Delle mancate riforme del passato e di questa mentalità, radicata nel tempo, non si possono certo caricare le spalle del premier Conte, onuste già degli errori presenti, né ci si può illudere che un suo eventuale successore, si spera più competente, tra quelli di cui si mormora, non debba fare i conti con questi ostacoli atavici, mai rimossi. Tanto meno che abbia la bacchetta magica per riportare subito ordine, razionalità e coerenza alla fuoriuscita dall’anarchia attuale e poter recuperare una caduta del PIL che veleggia verso il -20%: il nostro terzo e più difficile “dopoguerra”!
Queste sconfortate e sconfortanti considerazioni dovrebbero indurre chiunque a rinunziare a dare ulteriori suggerimenti, nella prossima conversione parlamentare del decreto di aprile, per gli emendamenti al provvedimento, suggerimenti magari piccoli, ma che potrebbero alleviare, se non risolvere, lo stato comatoso della nostra economia.
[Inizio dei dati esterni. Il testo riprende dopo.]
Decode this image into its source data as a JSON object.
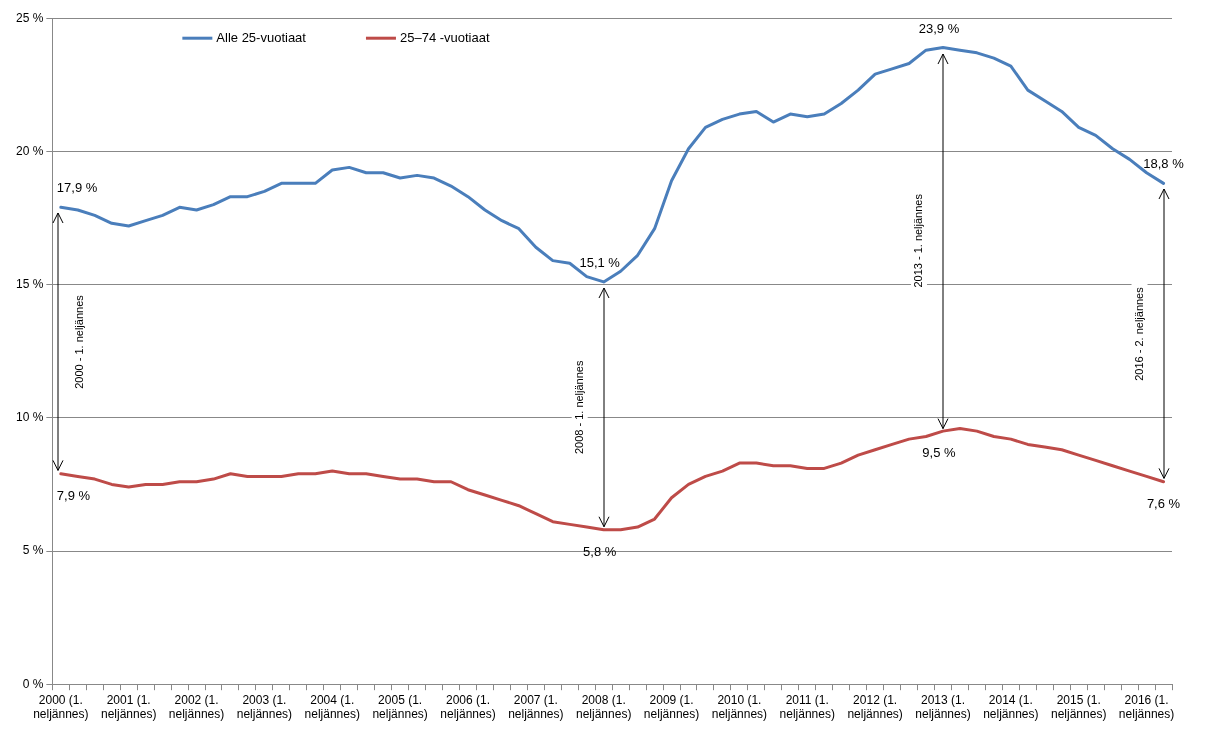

A riguardo, tuttavia, soccorre la tenacia della speranza e la consapevolezza che, al di là della cronaca, il giudizio della Storia peserà sulla coscienza di noi tutti, nessuno escluso.
Ed ecco, a oggi, il minimo auspicabile, per superare la confusione, le illusorie aspettative e lo stallo attuale nelle aziende e nelle stesse banche, creato dal cosiddetto “bazooka della liquidità”:
- sul piano finanziario, per ovviare alla crisi di liquidità:
1) la rimozione immediata del caos bancario per accedere ai finanziamenti, fino a 25.000 euro, varando procedure semplificate per questo tipo di finanziamento, sostenuto dal Fondo Centrale di Garanzia;
2) il divieto assoluto alle banche di utilizzare la garanzia pubblica, come cappello per coprire finanziamenti già precedentemente concessi e deliberati, operazioni che, maggiorate del 10%, potrebbero essere inserite con la garanzia del Medio Credito Centrale o della Sace;
3) la deroga alla valutazione del merito creditizio, per gli importi fino a 25.000 euro e fino al 25% del fatturato, riguardante non solo l’ammissione alla garanzia, ma anche l’istruttoria della banca, cui spetta ogni autonomia decisionale sulla delibera;
4) l’utilizzo della garanzia, per importi fino a 25.000, da estendere, oltre che alla clientela della banca, anche alla nuova clientela;
5) l’impiego del metodo Merkel o quello di Trump, per l’accredito ad horas degli aiuti, anche a fondo perduto, sui conti correnti delle imprese.
- sul piano fiscale, per ovviare alla morsa fiscale:
1) la sospensione di tutti gli adempimenti fiscali, e per tutte le categorie, almeno fino a ottobre, a cominciare da quelli relativi alle dichiarazioni Irpef, Ires, Irap e Iva, compresi gli acconti d’imposta;
2) l’inserimento, tra i pagamenti sospesi, anche di quelli derivanti da avvisi bonari, accertamenti con adesione e altri istituti deflativi del contenzioso, nonché da transazioni fiscali, da accordi di ristrutturazione dei debiti o da piani del consumatore;
3) la compensazione dei crediti 2019, relativi a imposte dirette e Irap, anche prima della presentazione della relativa dichiarazione, riducendo la misura degli acconti relativi alle medesime imposte;
4) l’azzeramento degli effetti dell’Isa per l’anno d’imposta 2019 e 2020, causa l’evidente non normale svolgimento dell’attività.

Un sommesso consiglio conclusivo al presidente del Consiglio pro-tempore e al ministro dell’Economia e delle Finanze, anch’egli pro-tempore: uscire dal loro sonno dogmatico, come Kant ne uscì tramite la lettura di Hume, rileggendo attentamente, con o senza il permesso dell’Unione Europea, la raccolta dei saggi sulla grande depressione del 1929, “Essays in Persuasion”, di John Maynard Keynes.